Lorsqu'elle décrit sa décision de participerLa Couronne,cela aussi ressemble un peu à une manière de lutter contre la monotonie. Voici comment elle décrit le métier d'acteur : « Vous êtes assis là, comme une masse passive dans votre salon, et quelqu'un vient [et dit] : 'Oh, ça vous dirait de faire semblant d'être… ?' " Toujours,La CouronneLe créateur de, Peter Morgan, a dû la persuader d'assumer le rôle du frère cadet de la famille royale (peu importe que ce soit un choix un peu étrange étant donné que Bonham Carter a plusieurs années de plus que Colman) pour les troisième et quatrième saisons de la série. succédant à Vanessa Kirby, qui a incarné la sœur au début de la trentaine (juste au moment où Colman prenait le relais royal de Claire Foy).

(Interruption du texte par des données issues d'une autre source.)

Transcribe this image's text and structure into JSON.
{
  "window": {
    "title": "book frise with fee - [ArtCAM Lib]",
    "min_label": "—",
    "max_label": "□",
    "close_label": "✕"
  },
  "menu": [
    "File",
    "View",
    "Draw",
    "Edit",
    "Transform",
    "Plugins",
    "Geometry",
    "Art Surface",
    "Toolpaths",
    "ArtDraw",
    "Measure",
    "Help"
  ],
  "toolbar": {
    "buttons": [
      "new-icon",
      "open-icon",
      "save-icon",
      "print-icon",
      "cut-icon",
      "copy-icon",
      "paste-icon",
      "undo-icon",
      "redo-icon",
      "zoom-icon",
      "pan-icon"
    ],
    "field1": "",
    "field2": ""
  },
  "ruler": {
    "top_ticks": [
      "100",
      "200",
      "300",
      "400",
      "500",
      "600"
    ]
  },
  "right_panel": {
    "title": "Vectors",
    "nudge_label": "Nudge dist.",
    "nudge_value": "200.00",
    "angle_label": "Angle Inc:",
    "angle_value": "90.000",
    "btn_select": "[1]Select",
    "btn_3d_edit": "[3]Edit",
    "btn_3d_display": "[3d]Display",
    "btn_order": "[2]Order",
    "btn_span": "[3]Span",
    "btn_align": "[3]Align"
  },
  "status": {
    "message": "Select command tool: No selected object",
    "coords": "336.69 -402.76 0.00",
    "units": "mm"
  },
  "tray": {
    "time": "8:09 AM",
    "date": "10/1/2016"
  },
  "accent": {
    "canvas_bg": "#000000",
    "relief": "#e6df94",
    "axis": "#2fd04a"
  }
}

Bonham Carter a pris son temps pour se décider. À 53 ans, ses priorités ont changé : elle a deux enfants avec Burton, âgés de 11 et 16 ans, et elle est consciente qu'il ne lui reste plus qu'un nombre limité d'années d'enfance. « En toute honnêteté, je ne veux pas jouer le rôle principal », dit-elle. "Je veux dire, j'aimerais jouer un rôle principal tant que cela ne prend pasaussilong."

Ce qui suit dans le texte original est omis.